O avô resigna-se diante da enchente, até prefere a chuva, a lama do que a secura. A lama, ao menos, fertiliza os solos, “Gosto mais de perder com água do que com sol”, p. 57) A mesma enchente que atinge tanto pobres quanto ricos. “Nós, os da casa-grande, estávamos ali reunidos no mesmo medo, com aquela pobre gente do eito.” (p. 59) Os pobres que se mostram vítimas do fatalismo, em submissão aceitando as intempéries e catástrofes, os desmandos, segundo se nota no olhar dos patrões, “Eles [a pobre gente do eito] pareciam felizes de qualquer forma, muito submissos e muito contentes com o seu destino.” (p. 59, c. 13)
É quando o Narrador (e não menino) interfere, ao comentar o quanto os submissos confundiam a desventura, o Destino com um Deus, “Mas, coitados, com que saúde e com que Deus estavam eles contando!” (p. 59, c. 13) pois, na mesma época a preocupação do menino não era sobre as diferenças sociais, antes descobrir modos de se divertir, junto aos outros mocinhos na vida rústica, “Nós, os meninos, queríamos encontrar os estragos da cheia.” (p. 60, c. 13) O drama social diante deles, mas os meninos procuram mais brincadeiras e aventuras. “Há muita miséria. Muita fome no povo. O governo está mandando mantimentos.” (p. 60, c. 13) e “O engenho e a casa de farinha repletos de flagelados.” (p. 61, c. 13)
Mas a vida continua. A vida sempre segue adiante depois de calamidades. E o menino precisa aprender a ler e escrever. Aparecem os mestres, uns dedicados, outros autoritários. O professor Dr. Figueiredo, que deixa o menino aos cuidados da esposa, a 'bela Judite', que desperta no menino outros interesses além da leitura. Até porque, na mesma época, o menino sobre as influências do rapaz Zé Guedes, já desperto para a sensualidade, para o erotismo, o que provoca curiosidade. Também os animais no cio atraem as atenções, “a promiscuidade selvagem do curral.”
A consciência do desejo ao mesmo tempo que a percepção dos limites. A autoridade do coronel está sempre presente, limitando o menino. O narrador lembra-se ainda do quanto o coronel abusava dos 'possessivos' ao descrever suas propriedades, “seu engenho”, “seus campos”, “sua propriedade”, “suas matas”, “suas nascentes”, “seu povo”, “seus gritos de chefe”; eis o mundo enquanto posse para uma classe de 'afortunados'. É a figura do coronel no imaginário (ver outras obras do regionalismo, tais como “Fogo Morto”, “Vidas Secas”, “Grande Sertão: Veredas”, “O Coronel e o Lobisomem”), aquele senhor de terras, senhor feudal, os Barões, os Junkers (como são chamados na Alemanha)
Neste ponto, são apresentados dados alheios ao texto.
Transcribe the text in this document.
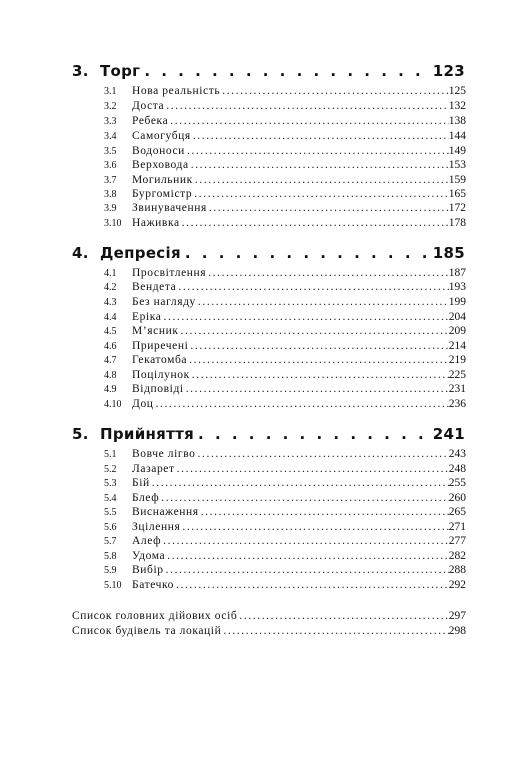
3. Торг . . .	123
3.1	Нова реальність .....	125
3.2	Доста .....	132
3.3	Ребека .....	138
3.4	Самогубця .....	144
3.5	Водоноси .....	149
3.6	Верховода .....	153
3.7	Могильник .....	159
3.8	Бургомістр .....	165
3.9	Звинувачення .....	172
3.10 Наживка .....	178
4. Депресія . . .	185
4.1	Просвітлення .....	187
4.2	Вендета .....	193
4.3	Без нагляду .....	199
4.4	Еріка .....	204
4.5	М’ясник .....	209
4.6	Приречені .....	214
4.7	Гекатомба .....	219
4.8	Поцілунок .....	225
4.9	Відповіді .....	231
4.10 Доц .....	236
5. Прийняття . . .	241
5.1	Вовче лігво .....	243
5.2	Лазарет .....	248
5.3	Бій .....	255
5.4	Блеф .....	260
5.5	Виснаження .....	265
5.6	Зцілення .....	271
5.7	Алеф .....	277
5.8	Удома .....	282
5.9	Вибір .....	288
5.10 Батечко .....	292
Список головних дійових осіб .....	297
Список будівель та локацій .....	298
O senhor feudal – em início de século 20 – em suas andanças de proprietário, exercendo seu domínio, reproduzindo as desigualdades sociais, onde uns mandam e outros obedecem. “Andávamos muito nessas suas visitas de patriarca”(pp. 65/66, c. 16) Realmente é de causar perplexidade, esta figura patriarcal do senhor feudal em nossa época. (Os atuais ruralistas não apreciam, certamente, tal caricatura, mas mantêm o mesmo sistema de exploração)
Um dos pilares da 'ordem patriarcal' é a religião, a instituição dos dogmas, onde há um deus que manda e uma multidão de fiéis que obedecem. Uma religião de altares e oratórios, de capelas e incensos. Exteriorizações do que não é íntimo. Uma religiosidade diante da qual o avô é indiferente. Ele mesmo percebe que a única religião 'digna' de um patriarca é o poder.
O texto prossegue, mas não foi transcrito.